= Walter of Montbéliard =

Regent of Cyprus, constable of Jerusalem

Walter of Montbéliard (died in 1212) (Gauthier I de Montfaucon) was regent of the Kingdom of Cyprus from 1205 to 1210, and Constable of Jerusalem from around 1204 until his death.

== Early life ==

Walter was the second son of Amadeus, Count of Montbéliard. He took the cross after the Fourth Crusade was announced in 1199. Two years later he joined his cousin, Walter III, Count of Brienne, who had laid claim to the Principality of Taranto and other domains in the Kingdom of Sicily and invaded Southern Italy. Before long, Walter left Southern Italy for the Holy Land.

== Cyprus ==

Aimery, King of Cyprus and Jerusalem, gave his eldest daughter, Burgundia, in marriage to Walter and also made him constable of Jerusalem. Aimery died on 1 April 1205 and was succeeded in Cyprus by his ten-year-old son, Hugh I. The High Court elected Walter both guardian of the minor king and regent, violating the custom that prescribed that the two offices were to be separated.

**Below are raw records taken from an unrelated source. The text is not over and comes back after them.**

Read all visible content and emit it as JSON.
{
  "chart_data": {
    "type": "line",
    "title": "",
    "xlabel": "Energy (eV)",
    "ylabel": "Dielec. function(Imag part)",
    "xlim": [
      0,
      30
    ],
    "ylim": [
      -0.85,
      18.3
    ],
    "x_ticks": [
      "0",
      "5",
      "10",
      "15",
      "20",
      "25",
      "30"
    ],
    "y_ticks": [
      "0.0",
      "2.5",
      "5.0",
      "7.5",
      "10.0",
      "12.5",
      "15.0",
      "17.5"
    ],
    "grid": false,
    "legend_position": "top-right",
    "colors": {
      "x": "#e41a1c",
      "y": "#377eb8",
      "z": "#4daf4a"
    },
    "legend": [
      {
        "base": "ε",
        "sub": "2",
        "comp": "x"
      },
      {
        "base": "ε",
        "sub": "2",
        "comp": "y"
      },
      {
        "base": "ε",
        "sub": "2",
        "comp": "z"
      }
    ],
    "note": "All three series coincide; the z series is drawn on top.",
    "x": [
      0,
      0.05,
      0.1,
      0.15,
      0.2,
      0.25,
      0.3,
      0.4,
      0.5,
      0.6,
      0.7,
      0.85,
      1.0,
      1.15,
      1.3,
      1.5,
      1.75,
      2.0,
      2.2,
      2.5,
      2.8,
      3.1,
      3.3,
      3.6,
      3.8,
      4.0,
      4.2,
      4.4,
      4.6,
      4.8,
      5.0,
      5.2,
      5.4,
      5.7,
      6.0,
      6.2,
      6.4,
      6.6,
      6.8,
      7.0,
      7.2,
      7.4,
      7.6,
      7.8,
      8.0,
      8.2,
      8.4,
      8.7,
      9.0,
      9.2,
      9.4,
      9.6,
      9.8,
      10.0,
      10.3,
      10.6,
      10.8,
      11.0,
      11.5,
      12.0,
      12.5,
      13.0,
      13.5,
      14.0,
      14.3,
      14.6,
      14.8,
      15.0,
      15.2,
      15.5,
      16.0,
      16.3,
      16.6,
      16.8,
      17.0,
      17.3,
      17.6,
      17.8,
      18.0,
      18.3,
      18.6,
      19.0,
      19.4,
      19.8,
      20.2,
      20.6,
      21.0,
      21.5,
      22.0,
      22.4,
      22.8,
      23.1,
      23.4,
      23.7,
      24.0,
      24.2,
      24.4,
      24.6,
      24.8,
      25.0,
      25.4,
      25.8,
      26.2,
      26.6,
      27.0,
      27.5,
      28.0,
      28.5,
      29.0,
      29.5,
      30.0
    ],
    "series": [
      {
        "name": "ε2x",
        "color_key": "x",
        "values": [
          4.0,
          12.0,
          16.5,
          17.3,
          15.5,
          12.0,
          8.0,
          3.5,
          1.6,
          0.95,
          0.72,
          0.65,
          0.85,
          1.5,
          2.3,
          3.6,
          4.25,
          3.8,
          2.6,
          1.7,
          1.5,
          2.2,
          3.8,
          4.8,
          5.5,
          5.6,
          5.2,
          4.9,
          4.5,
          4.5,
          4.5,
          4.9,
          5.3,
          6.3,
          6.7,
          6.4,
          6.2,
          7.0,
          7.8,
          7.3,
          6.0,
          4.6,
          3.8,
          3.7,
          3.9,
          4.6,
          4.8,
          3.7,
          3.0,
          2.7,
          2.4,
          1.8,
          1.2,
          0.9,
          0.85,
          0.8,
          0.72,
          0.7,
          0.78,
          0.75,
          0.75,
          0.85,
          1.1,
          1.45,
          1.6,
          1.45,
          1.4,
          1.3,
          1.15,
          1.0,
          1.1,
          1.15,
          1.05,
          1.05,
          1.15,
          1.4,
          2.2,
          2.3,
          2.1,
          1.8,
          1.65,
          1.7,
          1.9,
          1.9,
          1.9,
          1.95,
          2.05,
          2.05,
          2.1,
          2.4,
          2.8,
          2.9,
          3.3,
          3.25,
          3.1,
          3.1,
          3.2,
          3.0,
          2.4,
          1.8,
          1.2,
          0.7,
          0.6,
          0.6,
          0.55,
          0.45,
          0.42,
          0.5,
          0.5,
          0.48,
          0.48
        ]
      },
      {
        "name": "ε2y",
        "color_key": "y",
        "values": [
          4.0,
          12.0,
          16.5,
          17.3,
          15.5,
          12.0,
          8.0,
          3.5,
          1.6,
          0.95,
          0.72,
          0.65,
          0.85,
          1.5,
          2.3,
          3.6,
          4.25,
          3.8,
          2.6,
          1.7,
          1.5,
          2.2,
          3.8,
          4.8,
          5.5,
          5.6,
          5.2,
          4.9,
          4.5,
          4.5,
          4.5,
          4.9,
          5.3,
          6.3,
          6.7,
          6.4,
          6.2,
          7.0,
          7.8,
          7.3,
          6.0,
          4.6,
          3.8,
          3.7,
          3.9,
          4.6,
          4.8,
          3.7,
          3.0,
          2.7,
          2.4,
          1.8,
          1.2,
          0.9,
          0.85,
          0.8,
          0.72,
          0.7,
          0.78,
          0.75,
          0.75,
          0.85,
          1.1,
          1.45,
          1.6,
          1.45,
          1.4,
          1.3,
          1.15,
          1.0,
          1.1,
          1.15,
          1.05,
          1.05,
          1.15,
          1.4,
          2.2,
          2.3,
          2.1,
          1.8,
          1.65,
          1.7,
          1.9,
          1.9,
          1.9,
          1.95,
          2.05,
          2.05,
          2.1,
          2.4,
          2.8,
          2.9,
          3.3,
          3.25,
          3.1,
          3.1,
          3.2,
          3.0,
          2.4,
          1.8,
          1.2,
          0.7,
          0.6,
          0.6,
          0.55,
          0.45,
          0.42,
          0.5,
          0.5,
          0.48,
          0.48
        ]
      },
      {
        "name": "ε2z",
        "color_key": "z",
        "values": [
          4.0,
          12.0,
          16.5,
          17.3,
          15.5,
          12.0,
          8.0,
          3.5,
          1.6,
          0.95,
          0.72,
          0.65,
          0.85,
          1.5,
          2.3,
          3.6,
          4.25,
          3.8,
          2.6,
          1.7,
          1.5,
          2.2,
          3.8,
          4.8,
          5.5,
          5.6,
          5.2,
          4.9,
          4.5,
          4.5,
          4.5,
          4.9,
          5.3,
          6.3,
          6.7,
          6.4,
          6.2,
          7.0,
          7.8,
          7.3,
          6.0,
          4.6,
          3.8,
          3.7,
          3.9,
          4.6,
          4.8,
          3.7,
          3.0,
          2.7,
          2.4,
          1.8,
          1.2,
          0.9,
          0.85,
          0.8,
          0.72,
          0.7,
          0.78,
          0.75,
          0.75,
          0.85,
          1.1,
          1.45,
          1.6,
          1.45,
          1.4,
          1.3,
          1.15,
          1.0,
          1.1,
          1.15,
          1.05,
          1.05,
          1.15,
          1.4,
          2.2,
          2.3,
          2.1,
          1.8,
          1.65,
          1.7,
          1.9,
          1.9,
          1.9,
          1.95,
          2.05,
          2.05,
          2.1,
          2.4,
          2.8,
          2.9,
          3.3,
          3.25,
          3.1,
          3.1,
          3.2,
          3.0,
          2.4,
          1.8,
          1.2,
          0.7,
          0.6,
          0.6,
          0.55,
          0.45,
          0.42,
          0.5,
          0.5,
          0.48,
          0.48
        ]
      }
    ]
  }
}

The Seljuks laid siege to Satalia (now Antalya in Turkey), an important port in Asia Minor, in 1207. Satalia was held by an Italian adventurer, Aldobrandino. On Aldobrandino's demand, Walter intervened in the conflict and forced the Seljuks to lift the siege. However, the Greek citizens turned against him and expelled the Cypriot troops from the town with Seljuk assistance.

Walter arranged the marriage of Hugh I with Alice of Champagne, who was the elder surviving daughter of Queen Isabella I of Jerusalem and Count Henry II of Champagne.

Hugh I reached the age of majority in 1210. Walter surrendered his regency, but refused to render an account of his administration of the royal treasury. Instead, he and his family left Cyprus and settled in the Kingdom of Jerusalem. Before long, Walter accused Hugh I of confiscating his estates in Cyprus and expelling him from the island without a fair judgement. In his letter to Pope Innocent III, Walter also referred to an uncanonical election of a bishop in Cyprus, which brought Hugh I into a conflict with the Holy See.

Walter's heir was his daughter, Eschiva, to whom he bequeathed substantial lands in Cyprus.